Once you have paid off your mortgage you are limited in the ability to get the equity out if you want to make different investments.

I would disagree here. It's trivial to refinance; we've done it several times, including once when we extracted $200k to improve the downpayment on the Chicago home. It might be difficult to sell (although the sales in our building in Boston have taken under 60 days, most under 30 days, even in 2009 and 2010. But I acknowledge that's an unusual market.)

Well, for last year I put $22,000 of non-deductible contributions toward 401k/IRA, and this year it will be about $30,000.

There is much to be said for putting money into IRA's or 401(k)s timely, because it's one of those "you can't go back and do it later" type things. f you miss the contributions for a year, you don't get a do-over. But if the monies are over-and-above and going into a taxable account, then it might make sense. It did for us, and once the payments went away the cash buildup elsewhere seemingly gushed at us.

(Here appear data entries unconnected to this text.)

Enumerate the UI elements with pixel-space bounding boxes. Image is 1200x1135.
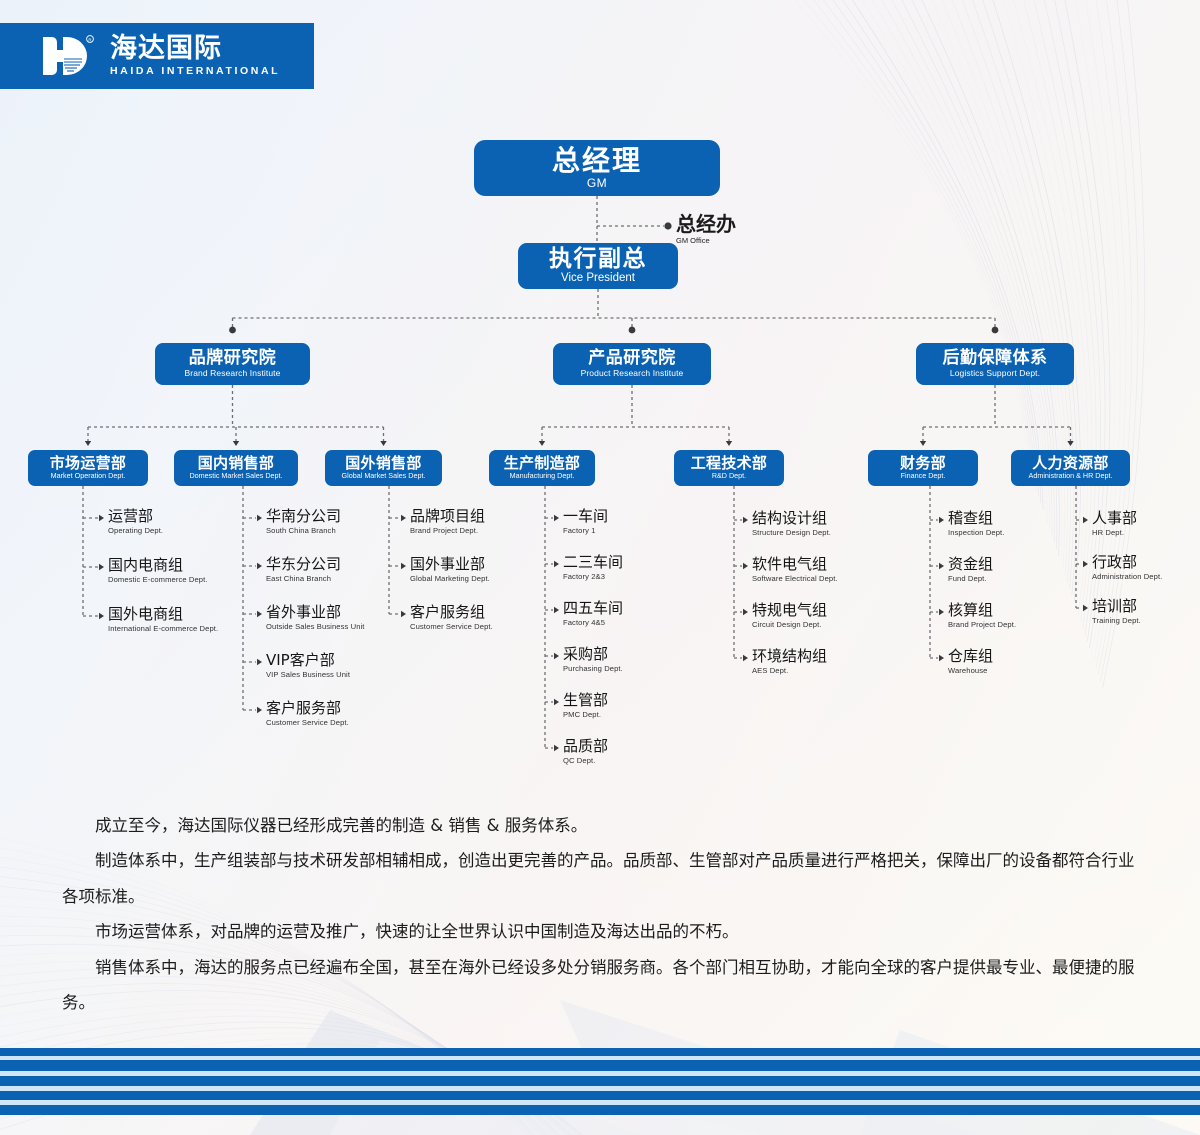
node-product-research-institute-label-en: Product Research Institute — [581, 369, 684, 378]
leaf-administration-hr-dept-1[interactable]: 人事部HR Dept. — [1092, 511, 1137, 537]
leaf-manufacturing-dept-3[interactable]: 四五车间Factory 4&5 — [563, 601, 623, 627]
leaf-rd-dept-3-label-en: Circuit Design Dept. — [752, 621, 827, 629]
leaf-domestic-market-sales-dept-2-label-cn: 华东分公司 — [266, 557, 341, 573]
leaf-global-market-sales-dept-2[interactable]: 国外事业部Global Marketing Dept. — [410, 557, 490, 583]
org-chart: 总经理GM执行副总Vice President总经办GM Office品牌研究院… — [0, 0, 1200, 800]
leaf-market-operation-dept-3-label-cn: 国外电商组 — [108, 607, 218, 623]
leaf-finance-dept-1[interactable]: 稽查组Inspection Dept. — [948, 511, 1004, 537]
leaf-finance-dept-3-label-en: Brand Project Dept. — [948, 621, 1016, 629]
node-global-market-sales-dept-label-en: Global Market Sales Dept. — [342, 472, 426, 480]
leaf-global-market-sales-dept-2-label-cn: 国外事业部 — [410, 557, 490, 573]
leaf-administration-hr-dept-1-label-en: HR Dept. — [1092, 529, 1137, 537]
node-vice-president[interactable]: 执行副总Vice President — [518, 243, 678, 289]
node-administration-hr-dept[interactable]: 人力资源部Administration & HR Dept. — [1011, 450, 1130, 486]
node-manufacturing-dept-label-cn: 生产制造部 — [504, 456, 581, 472]
bottom-bar-3 — [0, 1076, 1200, 1086]
leaf-finance-dept-3[interactable]: 核算组Brand Project Dept. — [948, 603, 1016, 629]
brand-header-bar: R 海达国际 HAIDA INTERNATIONAL — [0, 23, 314, 89]
node-product-research-institute[interactable]: 产品研究院Product Research Institute — [553, 343, 711, 385]
node-brand-research-institute-label-cn: 品牌研究院 — [189, 350, 277, 368]
leaf-global-market-sales-dept-3-label-cn: 客户服务组 — [410, 605, 493, 621]
leaf-domestic-market-sales-dept-5-label-en: Customer Service Dept. — [266, 719, 349, 727]
node-gm-label-en: GM — [587, 177, 607, 190]
leaf-manufacturing-dept-2[interactable]: 二三车间Factory 2&3 — [563, 555, 623, 581]
node-finance-dept-label-cn: 财务部 — [900, 456, 946, 472]
haida-h-logo-icon: R — [40, 34, 96, 78]
leaf-market-operation-dept-2-label-cn: 国内电商组 — [108, 558, 208, 574]
brand-name-cn: 海达国际 — [110, 35, 280, 62]
leaf-rd-dept-1[interactable]: 结构设计组Structure Design Dept. — [752, 511, 831, 537]
leaf-manufacturing-dept-4[interactable]: 采购部Purchasing Dept. — [563, 647, 623, 673]
node-global-market-sales-dept[interactable]: 国外销售部Global Market Sales Dept. — [325, 450, 442, 486]
node-manufacturing-dept-label-en: Manufacturing Dept. — [510, 472, 575, 480]
leaf-finance-dept-2-label-en: Fund Dept. — [948, 575, 993, 583]
bottom-bar-1 — [0, 1048, 1200, 1056]
leaf-manufacturing-dept-5-label-en: PMC Dept. — [563, 711, 608, 719]
node-gm-office-label-en: GM Office — [676, 236, 736, 245]
node-rd-dept-label-cn: 工程技术部 — [691, 456, 768, 472]
leaf-manufacturing-dept-6-label-en: QC Dept. — [563, 757, 608, 765]
leaf-rd-dept-1-label-en: Structure Design Dept. — [752, 529, 831, 537]
leaf-administration-hr-dept-2-label-en: Administration Dept. — [1092, 573, 1162, 581]
leaf-rd-dept-2-label-en: Software Electrical Dept. — [752, 575, 838, 583]
node-rd-dept[interactable]: 工程技术部R&D Dept. — [674, 450, 784, 486]
leaf-rd-dept-4-label-en: AES Dept. — [752, 667, 827, 675]
leaf-manufacturing-dept-3-label-cn: 四五车间 — [563, 601, 623, 617]
leaf-manufacturing-dept-6[interactable]: 品质部QC Dept. — [563, 739, 608, 765]
leaf-rd-dept-4[interactable]: 环境结构组AES Dept. — [752, 649, 827, 675]
leaf-manufacturing-dept-5-label-cn: 生管部 — [563, 693, 608, 709]
leaf-administration-hr-dept-3[interactable]: 培训部Training Dept. — [1092, 599, 1141, 625]
node-vice-president-label-en: Vice President — [561, 272, 635, 285]
node-domestic-market-sales-dept-label-cn: 国内销售部 — [198, 456, 275, 472]
node-logistics-support-dept-label-cn: 后勤保障体系 — [943, 350, 1048, 368]
leaf-finance-dept-4-label-cn: 仓库组 — [948, 649, 993, 665]
node-administration-hr-dept-label-en: Administration & HR Dept. — [1029, 472, 1113, 480]
leaf-manufacturing-dept-5[interactable]: 生管部PMC Dept. — [563, 693, 608, 719]
leaf-administration-hr-dept-1-label-cn: 人事部 — [1092, 511, 1137, 527]
node-administration-hr-dept-label-cn: 人力资源部 — [1032, 456, 1109, 472]
description-paragraph-4: 销售体系中，海达的服务点已经遍布全国，甚至在海外已经设多处分销服务商。各个部门相… — [62, 950, 1142, 1021]
leaf-global-market-sales-dept-1-label-en: Brand Project Dept. — [410, 527, 485, 535]
leaf-market-operation-dept-2-label-en: Domestic E-commerce Dept. — [108, 576, 208, 584]
leaf-global-market-sales-dept-2-label-en: Global Marketing Dept. — [410, 575, 490, 583]
leaf-rd-dept-4-label-cn: 环境结构组 — [752, 649, 827, 665]
bottom-bar-2 — [0, 1060, 1200, 1071]
leaf-rd-dept-1-label-cn: 结构设计组 — [752, 511, 831, 527]
leaf-domestic-market-sales-dept-5-label-cn: 客户服务部 — [266, 701, 349, 717]
leaf-finance-dept-1-label-en: Inspection Dept. — [948, 529, 1004, 537]
description-paragraph-2: 制造体系中，生产组装部与技术研发部相辅相成，创造出更完善的产品。品质部、生管部对… — [62, 843, 1142, 914]
leaf-global-market-sales-dept-3-label-en: Customer Service Dept. — [410, 623, 493, 631]
leaf-market-operation-dept-1-label-en: Operating Dept. — [108, 527, 163, 535]
leaf-market-operation-dept-2[interactable]: 国内电商组Domestic E-commerce Dept. — [108, 558, 208, 584]
node-brand-research-institute[interactable]: 品牌研究院Brand Research Institute — [155, 343, 310, 385]
leaf-finance-dept-4[interactable]: 仓库组Warehouse — [948, 649, 993, 675]
leaf-domestic-market-sales-dept-2-label-en: East China Branch — [266, 575, 341, 583]
description-paragraph-1: 成立至今，海达国际仪器已经形成完善的制造 & 销售 & 服务体系。 — [62, 808, 1142, 843]
node-brand-research-institute-label-en: Brand Research Institute — [185, 369, 281, 378]
leaf-manufacturing-dept-2-label-en: Factory 2&3 — [563, 573, 623, 581]
leaf-manufacturing-dept-1[interactable]: 一车间Factory 1 — [563, 509, 608, 535]
leaf-rd-dept-3-label-cn: 特规电气组 — [752, 603, 827, 619]
leaf-finance-dept-2-label-cn: 资金组 — [948, 557, 993, 573]
leaf-finance-dept-1-label-cn: 稽查组 — [948, 511, 1004, 527]
leaf-manufacturing-dept-2-label-cn: 二三车间 — [563, 555, 623, 571]
node-manufacturing-dept[interactable]: 生产制造部Manufacturing Dept. — [489, 450, 595, 486]
node-domestic-market-sales-dept[interactable]: 国内销售部Domestic Market Sales Dept. — [174, 450, 298, 486]
node-market-operation-dept-label-cn: 市场运营部 — [50, 456, 127, 472]
leaf-manufacturing-dept-1-label-en: Factory 1 — [563, 527, 608, 535]
leaf-domestic-market-sales-dept-4-label-cn: VIP客户部 — [266, 653, 350, 669]
node-finance-dept[interactable]: 财务部Finance Dept. — [868, 450, 978, 486]
leaf-finance-dept-2[interactable]: 资金组Fund Dept. — [948, 557, 993, 583]
leaf-domestic-market-sales-dept-2[interactable]: 华东分公司East China Branch — [266, 557, 341, 583]
leaf-administration-hr-dept-2-label-cn: 行政部 — [1092, 555, 1162, 571]
leaf-domestic-market-sales-dept-5[interactable]: 客户服务部Customer Service Dept. — [266, 701, 349, 727]
leaf-manufacturing-dept-3-label-en: Factory 4&5 — [563, 619, 623, 627]
bottom-bar-5 — [0, 1105, 1200, 1115]
bottom-bar-4 — [0, 1091, 1200, 1100]
description-paragraph-3: 市场运营体系，对品牌的运营及推广，快速的让全世界认识中国制造及海达出品的不朽。 — [62, 914, 1142, 949]
svg-text:R: R — [88, 38, 91, 43]
node-gm-label-cn: 总经理 — [552, 146, 642, 175]
leaf-domestic-market-sales-dept-3-label-en: Outside Sales Business Unit — [266, 623, 365, 631]
leaf-manufacturing-dept-4-label-cn: 采购部 — [563, 647, 623, 663]
leaf-domestic-market-sales-dept-1-label-cn: 华南分公司 — [266, 509, 341, 525]
node-logistics-support-dept[interactable]: 后勤保障体系Logistics Support Dept. — [916, 343, 1074, 385]
node-domestic-market-sales-dept-label-en: Domestic Market Sales Dept. — [189, 472, 282, 480]
leaf-domestic-market-sales-dept-4[interactable]: VIP客户部VIP Sales Business Unit — [266, 653, 350, 679]
leaf-finance-dept-3-label-cn: 核算组 — [948, 603, 1016, 619]
leaf-rd-dept-2-label-cn: 软件电气组 — [752, 557, 838, 573]
node-market-operation-dept[interactable]: 市场运营部Market Operation Dept. — [28, 450, 148, 486]
leaf-administration-hr-dept-2[interactable]: 行政部Administration Dept. — [1092, 555, 1162, 581]
leaf-manufacturing-dept-6-label-cn: 品质部 — [563, 739, 608, 755]
node-global-market-sales-dept-label-cn: 国外销售部 — [345, 456, 422, 472]
node-gm[interactable]: 总经理GM — [474, 140, 720, 196]
leaf-manufacturing-dept-1-label-cn: 一车间 — [563, 509, 608, 525]
node-rd-dept-label-en: R&D Dept. — [712, 472, 746, 480]
leaf-finance-dept-4-label-en: Warehouse — [948, 667, 993, 675]
leaf-global-market-sales-dept-1[interactable]: 品牌项目组Brand Project Dept. — [410, 509, 485, 535]
leaf-market-operation-dept-1-label-cn: 运营部 — [108, 509, 163, 525]
leaf-administration-hr-dept-3-label-en: Training Dept. — [1092, 617, 1141, 625]
leaf-market-operation-dept-1[interactable]: 运营部Operating Dept. — [108, 509, 163, 535]
node-vice-president-label-cn: 执行副总 — [549, 247, 647, 271]
bottom-decorative-bars — [0, 1030, 1200, 1135]
leaf-rd-dept-3[interactable]: 特规电气组Circuit Design Dept. — [752, 603, 827, 629]
leaf-domestic-market-sales-dept-3-label-cn: 省外事业部 — [266, 605, 365, 621]
node-logistics-support-dept-label-en: Logistics Support Dept. — [950, 369, 1040, 378]
leaf-manufacturing-dept-4-label-en: Purchasing Dept. — [563, 665, 623, 673]
node-finance-dept-label-en: Finance Dept. — [901, 472, 946, 480]
leaf-domestic-market-sales-dept-1[interactable]: 华南分公司South China Branch — [266, 509, 341, 535]
leaf-market-operation-dept-3[interactable]: 国外电商组International E-commerce Dept. — [108, 607, 218, 633]
leaf-market-operation-dept-3-label-en: International E-commerce Dept. — [108, 625, 218, 633]
leaf-global-market-sales-dept-1-label-cn: 品牌项目组 — [410, 509, 485, 525]
node-product-research-institute-label-cn: 产品研究院 — [588, 350, 676, 368]
leaf-domestic-market-sales-dept-4-label-en: VIP Sales Business Unit — [266, 671, 350, 679]
brand-name-en: HAIDA INTERNATIONAL — [110, 65, 280, 77]
leaf-domestic-market-sales-dept-1-label-en: South China Branch — [266, 527, 341, 535]
node-market-operation-dept-label-en: Market Operation Dept. — [51, 472, 126, 480]
leaf-global-market-sales-dept-3[interactable]: 客户服务组Customer Service Dept. — [410, 605, 493, 631]
leaf-rd-dept-2[interactable]: 软件电气组Software Electrical Dept. — [752, 557, 838, 583]
leaf-administration-hr-dept-3-label-cn: 培训部 — [1092, 599, 1141, 615]
node-gm-office[interactable]: 总经办GM Office — [676, 214, 736, 245]
node-gm-office-label-cn: 总经办 — [676, 214, 736, 235]
leaf-domestic-market-sales-dept-3[interactable]: 省外事业部Outside Sales Business Unit — [266, 605, 365, 631]
description-paragraphs: 成立至今，海达国际仪器已经形成完善的制造 & 销售 & 服务体系。制造体系中，生… — [62, 808, 1142, 1021]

Ie. there would be about $70/month left for profit.
That's $840/year out of $200,000 equity or 0.4% net yield, plus all the headaches of being a landlord and managing it myself. Negative yield if not 100% occupied or not paid on time.
Needless to say I'm not keeping the old home :)

I didn't "keep the old home" because I'm smart. I got a call from Westinghouse on Friday telling me to be in Pittsburgh on Monday morning. Corporate emergency sort of thing. I went, lived in a corporate apartment, and after a few months I got a call from a guy who said "I understand you have a furnished apartment that's not in use. Would you rent it to me for a few months?" I said "Yes", and about 8 months later I was still in Pittsburgh, he was still in the apartment, and it was time to do something because he was leaving and it was clear I was staying in Pittsburgh.

So I cleared out the furniture (moved permanently to Pittsburgh) and found a tenant for another year, which turned into... well, you get the idea.

We've had very little trouble with tenants; none to speak of. No evictions, no problems, scant damage. Along the way we've upgraded, which gets to be deductible (while improving the value and allowing depreciation against the rental) and as a bonus, we get a tax-deductible trip to Boston (where my brother and sister still live) every year "to inspect the property."

So all in all it's been terrific on almost every level. Small initial invesment, very large appreciation, good cash flow, tax benefits, etc. Not right for everyone, I agree, but so infinitely better than "a bank account" it's hard to say anything but "fabulous deal. Do it again, a dozen times."